Dans les mois et les années à venir, ce document fera office de ligne directrice pour les efforts de renforcement du mouvement de la Fondation Mozilla, avec un accent sur la recherche, le plaidoyer et l’octroi de subventions. Nous commençons déjà à mettre des actions en œuvre : la campagne de Mozilla au sujet des recommandations YouTube a mis en lumière les problématiques liées à la curation de contenus par l’IA. Le Data Futures Lab et le European AI Fund, que nous développons avec des fondations partenaires, soutiennent des projets et des initiatives du monde entier qui repensent la conception d’une IA digne de confiance. Et les Mozilliennes et bénéficiaires de bourses Mozilla Sylvie Delacroix, Deborah Raj et Neema Iyer étudient comment l’IA interagit avec les sujets de la gouvernance des données, de l’égalité et des discriminations systémiques.

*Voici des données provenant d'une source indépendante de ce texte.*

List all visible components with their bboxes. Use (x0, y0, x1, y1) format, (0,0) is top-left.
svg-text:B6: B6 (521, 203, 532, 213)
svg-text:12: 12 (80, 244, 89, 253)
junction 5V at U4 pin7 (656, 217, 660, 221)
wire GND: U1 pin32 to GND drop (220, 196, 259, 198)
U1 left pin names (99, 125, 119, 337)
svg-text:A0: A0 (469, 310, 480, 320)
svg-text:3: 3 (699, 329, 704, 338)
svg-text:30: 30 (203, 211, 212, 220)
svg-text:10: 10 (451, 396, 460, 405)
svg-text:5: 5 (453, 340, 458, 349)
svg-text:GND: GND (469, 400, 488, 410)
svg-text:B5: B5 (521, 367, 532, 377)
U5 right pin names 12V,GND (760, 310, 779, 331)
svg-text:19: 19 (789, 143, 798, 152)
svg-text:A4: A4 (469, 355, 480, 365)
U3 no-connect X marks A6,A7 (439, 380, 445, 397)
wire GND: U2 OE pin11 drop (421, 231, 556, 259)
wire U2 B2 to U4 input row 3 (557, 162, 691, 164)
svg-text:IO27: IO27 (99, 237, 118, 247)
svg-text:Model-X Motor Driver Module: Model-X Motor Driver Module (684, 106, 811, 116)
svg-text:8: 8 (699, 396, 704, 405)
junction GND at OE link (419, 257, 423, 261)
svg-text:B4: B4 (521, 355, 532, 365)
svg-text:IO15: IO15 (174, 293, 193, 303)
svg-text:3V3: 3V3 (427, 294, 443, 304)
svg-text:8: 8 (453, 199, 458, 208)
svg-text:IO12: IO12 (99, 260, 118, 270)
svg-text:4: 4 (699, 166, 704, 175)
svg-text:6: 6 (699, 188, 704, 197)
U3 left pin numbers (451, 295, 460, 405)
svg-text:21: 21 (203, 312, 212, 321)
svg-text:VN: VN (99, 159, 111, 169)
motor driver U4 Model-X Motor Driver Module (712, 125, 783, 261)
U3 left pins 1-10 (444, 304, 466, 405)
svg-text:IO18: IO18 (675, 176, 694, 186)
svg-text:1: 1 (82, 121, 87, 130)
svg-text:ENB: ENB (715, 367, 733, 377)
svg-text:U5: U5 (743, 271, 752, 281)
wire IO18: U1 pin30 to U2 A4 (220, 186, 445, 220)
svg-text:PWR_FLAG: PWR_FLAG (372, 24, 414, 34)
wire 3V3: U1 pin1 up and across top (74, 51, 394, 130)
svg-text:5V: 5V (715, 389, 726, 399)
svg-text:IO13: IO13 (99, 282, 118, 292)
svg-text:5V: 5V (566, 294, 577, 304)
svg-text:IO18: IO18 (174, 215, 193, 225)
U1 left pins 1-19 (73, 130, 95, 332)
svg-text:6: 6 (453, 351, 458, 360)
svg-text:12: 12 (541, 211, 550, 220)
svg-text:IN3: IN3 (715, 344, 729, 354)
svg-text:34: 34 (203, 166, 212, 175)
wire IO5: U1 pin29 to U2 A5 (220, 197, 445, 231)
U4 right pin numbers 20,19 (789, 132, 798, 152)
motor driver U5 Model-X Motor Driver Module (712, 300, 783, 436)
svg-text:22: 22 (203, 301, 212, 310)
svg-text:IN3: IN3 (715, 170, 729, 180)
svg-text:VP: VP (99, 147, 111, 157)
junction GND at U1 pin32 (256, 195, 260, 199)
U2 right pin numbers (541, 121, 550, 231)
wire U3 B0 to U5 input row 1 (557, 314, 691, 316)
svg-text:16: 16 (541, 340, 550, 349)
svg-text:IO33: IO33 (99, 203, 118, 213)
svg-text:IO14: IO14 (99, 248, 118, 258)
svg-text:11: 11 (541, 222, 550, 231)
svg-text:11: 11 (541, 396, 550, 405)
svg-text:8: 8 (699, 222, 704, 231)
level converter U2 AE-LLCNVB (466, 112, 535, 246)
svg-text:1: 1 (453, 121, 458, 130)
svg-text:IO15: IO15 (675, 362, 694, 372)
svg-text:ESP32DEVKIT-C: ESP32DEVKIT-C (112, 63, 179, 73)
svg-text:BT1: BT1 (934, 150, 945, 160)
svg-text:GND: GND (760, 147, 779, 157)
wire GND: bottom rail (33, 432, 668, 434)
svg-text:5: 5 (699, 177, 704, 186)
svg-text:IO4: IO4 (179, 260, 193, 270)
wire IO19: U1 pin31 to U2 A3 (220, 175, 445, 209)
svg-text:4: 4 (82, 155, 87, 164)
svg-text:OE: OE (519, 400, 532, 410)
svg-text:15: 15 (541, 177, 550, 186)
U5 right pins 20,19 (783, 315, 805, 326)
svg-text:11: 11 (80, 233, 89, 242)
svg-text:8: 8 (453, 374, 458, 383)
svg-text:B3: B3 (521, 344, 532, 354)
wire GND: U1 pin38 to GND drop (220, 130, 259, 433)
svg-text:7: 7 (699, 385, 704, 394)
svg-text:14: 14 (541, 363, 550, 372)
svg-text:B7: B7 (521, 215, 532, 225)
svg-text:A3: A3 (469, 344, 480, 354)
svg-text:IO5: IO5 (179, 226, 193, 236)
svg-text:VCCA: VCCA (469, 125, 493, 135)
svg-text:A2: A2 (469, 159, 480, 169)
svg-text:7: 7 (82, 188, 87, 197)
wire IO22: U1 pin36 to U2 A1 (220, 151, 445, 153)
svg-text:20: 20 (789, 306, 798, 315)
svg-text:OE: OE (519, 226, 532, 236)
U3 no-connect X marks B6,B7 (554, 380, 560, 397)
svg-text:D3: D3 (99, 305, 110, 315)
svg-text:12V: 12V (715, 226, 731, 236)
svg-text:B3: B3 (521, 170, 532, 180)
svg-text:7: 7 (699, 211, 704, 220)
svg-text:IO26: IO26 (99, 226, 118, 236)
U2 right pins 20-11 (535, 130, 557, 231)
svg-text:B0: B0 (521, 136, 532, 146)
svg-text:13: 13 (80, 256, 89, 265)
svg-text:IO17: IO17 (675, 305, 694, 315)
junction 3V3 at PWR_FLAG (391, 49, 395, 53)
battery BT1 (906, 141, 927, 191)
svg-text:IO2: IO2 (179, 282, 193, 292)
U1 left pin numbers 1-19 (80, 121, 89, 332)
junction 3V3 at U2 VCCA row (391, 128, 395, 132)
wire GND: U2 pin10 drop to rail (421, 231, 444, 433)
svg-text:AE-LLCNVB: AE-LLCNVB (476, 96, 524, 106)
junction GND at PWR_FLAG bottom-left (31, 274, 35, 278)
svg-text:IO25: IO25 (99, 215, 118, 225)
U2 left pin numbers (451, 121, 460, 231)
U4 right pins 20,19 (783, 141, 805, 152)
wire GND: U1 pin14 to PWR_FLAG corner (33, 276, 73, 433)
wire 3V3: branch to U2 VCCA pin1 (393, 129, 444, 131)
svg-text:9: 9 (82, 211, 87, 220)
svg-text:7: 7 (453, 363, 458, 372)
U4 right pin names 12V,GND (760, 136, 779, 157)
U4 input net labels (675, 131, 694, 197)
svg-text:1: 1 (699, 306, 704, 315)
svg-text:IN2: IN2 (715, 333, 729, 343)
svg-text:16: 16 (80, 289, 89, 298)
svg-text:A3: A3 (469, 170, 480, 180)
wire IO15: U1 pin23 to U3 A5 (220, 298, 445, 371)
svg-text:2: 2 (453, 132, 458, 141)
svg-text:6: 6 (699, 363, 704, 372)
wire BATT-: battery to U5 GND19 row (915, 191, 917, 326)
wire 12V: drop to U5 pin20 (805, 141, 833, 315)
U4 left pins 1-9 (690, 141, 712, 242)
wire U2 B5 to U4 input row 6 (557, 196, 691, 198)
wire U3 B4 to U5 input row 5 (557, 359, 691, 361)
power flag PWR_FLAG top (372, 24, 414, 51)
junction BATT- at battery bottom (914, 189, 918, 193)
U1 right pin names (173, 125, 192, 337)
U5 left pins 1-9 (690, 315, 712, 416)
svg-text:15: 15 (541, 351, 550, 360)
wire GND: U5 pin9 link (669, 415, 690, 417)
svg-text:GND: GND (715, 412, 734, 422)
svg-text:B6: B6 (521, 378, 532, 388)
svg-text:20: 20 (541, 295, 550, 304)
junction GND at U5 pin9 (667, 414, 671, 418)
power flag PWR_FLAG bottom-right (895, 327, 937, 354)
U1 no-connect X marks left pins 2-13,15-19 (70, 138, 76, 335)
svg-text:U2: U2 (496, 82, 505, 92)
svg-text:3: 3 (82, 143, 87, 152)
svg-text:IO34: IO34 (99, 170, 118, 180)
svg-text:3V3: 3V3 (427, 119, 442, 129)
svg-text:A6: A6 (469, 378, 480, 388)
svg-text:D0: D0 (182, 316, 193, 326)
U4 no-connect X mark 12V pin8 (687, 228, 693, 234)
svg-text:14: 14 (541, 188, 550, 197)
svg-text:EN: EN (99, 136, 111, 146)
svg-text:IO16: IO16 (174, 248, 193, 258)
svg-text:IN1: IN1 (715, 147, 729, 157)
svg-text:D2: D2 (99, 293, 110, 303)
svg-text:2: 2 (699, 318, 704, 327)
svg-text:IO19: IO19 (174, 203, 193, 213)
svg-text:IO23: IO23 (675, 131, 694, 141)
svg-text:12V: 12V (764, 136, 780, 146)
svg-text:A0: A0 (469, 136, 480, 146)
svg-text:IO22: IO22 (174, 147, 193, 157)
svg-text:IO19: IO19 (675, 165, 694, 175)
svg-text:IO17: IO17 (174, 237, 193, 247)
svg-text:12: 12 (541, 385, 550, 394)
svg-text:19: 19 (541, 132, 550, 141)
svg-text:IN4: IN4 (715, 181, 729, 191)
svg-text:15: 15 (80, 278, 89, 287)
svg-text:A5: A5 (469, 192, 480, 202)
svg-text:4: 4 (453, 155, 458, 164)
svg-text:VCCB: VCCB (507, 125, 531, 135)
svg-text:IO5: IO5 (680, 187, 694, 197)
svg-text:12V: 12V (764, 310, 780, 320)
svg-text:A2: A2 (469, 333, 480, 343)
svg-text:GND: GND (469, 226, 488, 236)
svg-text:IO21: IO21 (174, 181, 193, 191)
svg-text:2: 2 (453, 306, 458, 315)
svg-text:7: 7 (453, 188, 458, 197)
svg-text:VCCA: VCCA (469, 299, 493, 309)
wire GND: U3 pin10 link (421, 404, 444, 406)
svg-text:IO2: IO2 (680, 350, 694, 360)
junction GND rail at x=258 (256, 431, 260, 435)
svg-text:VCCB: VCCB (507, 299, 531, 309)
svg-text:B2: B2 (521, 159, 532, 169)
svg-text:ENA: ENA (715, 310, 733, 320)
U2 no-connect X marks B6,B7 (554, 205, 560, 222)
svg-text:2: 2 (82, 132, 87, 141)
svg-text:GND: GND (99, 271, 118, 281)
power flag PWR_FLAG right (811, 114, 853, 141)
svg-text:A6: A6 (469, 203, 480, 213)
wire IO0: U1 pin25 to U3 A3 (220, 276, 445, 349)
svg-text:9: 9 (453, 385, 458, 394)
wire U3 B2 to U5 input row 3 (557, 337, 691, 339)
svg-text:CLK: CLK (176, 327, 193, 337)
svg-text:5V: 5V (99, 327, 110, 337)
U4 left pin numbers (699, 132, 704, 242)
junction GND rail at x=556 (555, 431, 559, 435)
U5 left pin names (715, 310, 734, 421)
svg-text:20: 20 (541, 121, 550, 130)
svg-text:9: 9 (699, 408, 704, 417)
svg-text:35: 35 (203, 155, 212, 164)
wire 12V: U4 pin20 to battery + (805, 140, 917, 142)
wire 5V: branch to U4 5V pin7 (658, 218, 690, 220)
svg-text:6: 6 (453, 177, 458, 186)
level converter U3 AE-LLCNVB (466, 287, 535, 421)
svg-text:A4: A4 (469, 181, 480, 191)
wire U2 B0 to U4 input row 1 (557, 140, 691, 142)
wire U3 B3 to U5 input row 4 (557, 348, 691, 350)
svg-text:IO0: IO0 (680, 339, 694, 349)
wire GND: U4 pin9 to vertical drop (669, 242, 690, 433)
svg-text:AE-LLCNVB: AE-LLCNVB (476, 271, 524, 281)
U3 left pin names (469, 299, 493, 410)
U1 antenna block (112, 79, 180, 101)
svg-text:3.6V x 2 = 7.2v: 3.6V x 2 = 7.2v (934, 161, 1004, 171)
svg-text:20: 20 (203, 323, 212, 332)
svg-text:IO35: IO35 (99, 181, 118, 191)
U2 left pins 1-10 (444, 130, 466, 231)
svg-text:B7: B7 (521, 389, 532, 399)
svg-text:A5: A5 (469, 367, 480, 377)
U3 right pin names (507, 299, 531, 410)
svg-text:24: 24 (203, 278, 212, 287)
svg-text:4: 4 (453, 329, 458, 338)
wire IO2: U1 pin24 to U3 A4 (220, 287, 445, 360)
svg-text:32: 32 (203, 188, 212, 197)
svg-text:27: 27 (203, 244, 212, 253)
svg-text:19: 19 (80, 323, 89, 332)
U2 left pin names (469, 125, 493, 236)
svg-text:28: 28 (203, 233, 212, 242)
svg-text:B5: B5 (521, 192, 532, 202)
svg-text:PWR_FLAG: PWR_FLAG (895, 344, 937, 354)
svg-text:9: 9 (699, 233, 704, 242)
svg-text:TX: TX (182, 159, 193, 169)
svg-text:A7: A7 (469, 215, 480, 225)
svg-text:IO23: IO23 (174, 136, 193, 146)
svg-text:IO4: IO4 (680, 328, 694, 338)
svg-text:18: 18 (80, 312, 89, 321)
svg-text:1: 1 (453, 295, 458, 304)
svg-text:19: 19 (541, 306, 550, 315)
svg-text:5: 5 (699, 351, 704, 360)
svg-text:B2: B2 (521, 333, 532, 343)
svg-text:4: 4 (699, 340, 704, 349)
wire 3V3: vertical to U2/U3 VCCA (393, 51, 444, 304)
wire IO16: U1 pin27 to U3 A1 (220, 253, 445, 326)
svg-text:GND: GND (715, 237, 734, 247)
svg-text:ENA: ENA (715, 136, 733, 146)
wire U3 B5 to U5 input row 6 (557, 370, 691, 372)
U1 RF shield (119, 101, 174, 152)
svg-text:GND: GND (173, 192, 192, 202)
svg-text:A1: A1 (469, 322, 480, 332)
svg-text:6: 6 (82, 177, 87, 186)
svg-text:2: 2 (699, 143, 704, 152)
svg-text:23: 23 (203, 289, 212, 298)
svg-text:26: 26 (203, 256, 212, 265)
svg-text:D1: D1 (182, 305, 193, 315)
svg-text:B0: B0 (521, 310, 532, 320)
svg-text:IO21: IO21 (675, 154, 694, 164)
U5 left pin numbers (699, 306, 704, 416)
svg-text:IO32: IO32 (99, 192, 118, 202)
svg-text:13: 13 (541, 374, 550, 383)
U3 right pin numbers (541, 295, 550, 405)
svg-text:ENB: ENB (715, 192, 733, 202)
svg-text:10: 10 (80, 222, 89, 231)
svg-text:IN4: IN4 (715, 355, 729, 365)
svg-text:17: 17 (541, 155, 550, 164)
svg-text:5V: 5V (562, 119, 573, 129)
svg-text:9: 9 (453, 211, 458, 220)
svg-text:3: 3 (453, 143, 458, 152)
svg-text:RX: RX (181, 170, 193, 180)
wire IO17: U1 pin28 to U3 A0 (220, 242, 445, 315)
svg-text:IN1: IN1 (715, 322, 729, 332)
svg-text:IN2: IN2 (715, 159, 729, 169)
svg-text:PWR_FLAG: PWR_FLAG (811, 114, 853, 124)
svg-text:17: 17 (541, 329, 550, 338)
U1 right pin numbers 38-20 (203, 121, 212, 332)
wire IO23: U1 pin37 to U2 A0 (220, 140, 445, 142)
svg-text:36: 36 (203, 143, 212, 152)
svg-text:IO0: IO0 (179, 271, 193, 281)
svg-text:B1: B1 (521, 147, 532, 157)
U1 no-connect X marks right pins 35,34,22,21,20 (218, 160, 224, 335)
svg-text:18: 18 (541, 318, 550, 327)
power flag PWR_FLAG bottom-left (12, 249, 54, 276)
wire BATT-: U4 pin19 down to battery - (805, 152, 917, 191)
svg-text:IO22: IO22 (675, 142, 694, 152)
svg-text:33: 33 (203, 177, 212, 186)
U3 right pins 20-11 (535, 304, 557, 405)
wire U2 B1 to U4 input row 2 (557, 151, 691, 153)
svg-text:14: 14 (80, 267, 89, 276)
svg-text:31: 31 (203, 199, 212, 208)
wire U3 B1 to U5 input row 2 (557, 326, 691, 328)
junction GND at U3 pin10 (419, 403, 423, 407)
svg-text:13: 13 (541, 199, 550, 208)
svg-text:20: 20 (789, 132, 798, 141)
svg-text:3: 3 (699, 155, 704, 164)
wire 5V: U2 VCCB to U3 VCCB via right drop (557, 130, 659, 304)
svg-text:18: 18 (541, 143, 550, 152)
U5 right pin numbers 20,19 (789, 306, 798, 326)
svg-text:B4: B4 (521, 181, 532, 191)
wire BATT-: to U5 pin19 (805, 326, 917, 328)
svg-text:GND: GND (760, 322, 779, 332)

Ces travaux passés et présents ont également bénéficié à l’étude en nous permettant d’apprendre par l’expérience.
Nous espérons également que cette étude ouvrira de nouvelles possibilités aux personnes qui conçoivent les technologies que nous utilisons au quotidien. Pendant très longtemps, le fait de concevoir des technologies respectueuses des utilisateurs et utilisatrices signifiait que leurs données n’étaient pas (ou très peu) collectées. Bien que la confidentialité reste une des préoccupations principales de Mozilla et d’autres organisations, nous devons trouver des moyens de protéger et de garantir l’autonomie des utilisateurs et utilisatrices tout en prenant en compte la collecte et l’utilisation des données pour fournir l’expérience désirée. Comme le souligne l’étude, de plus en plus de développeurs et développeuses (y compris nombre de nos collègues de la Mozilla Corporation) ouvrent de nouvelles voies dans cette direction.
Merci pour votre attention. Il me tarde de mener nos prochaines actions, ensemble.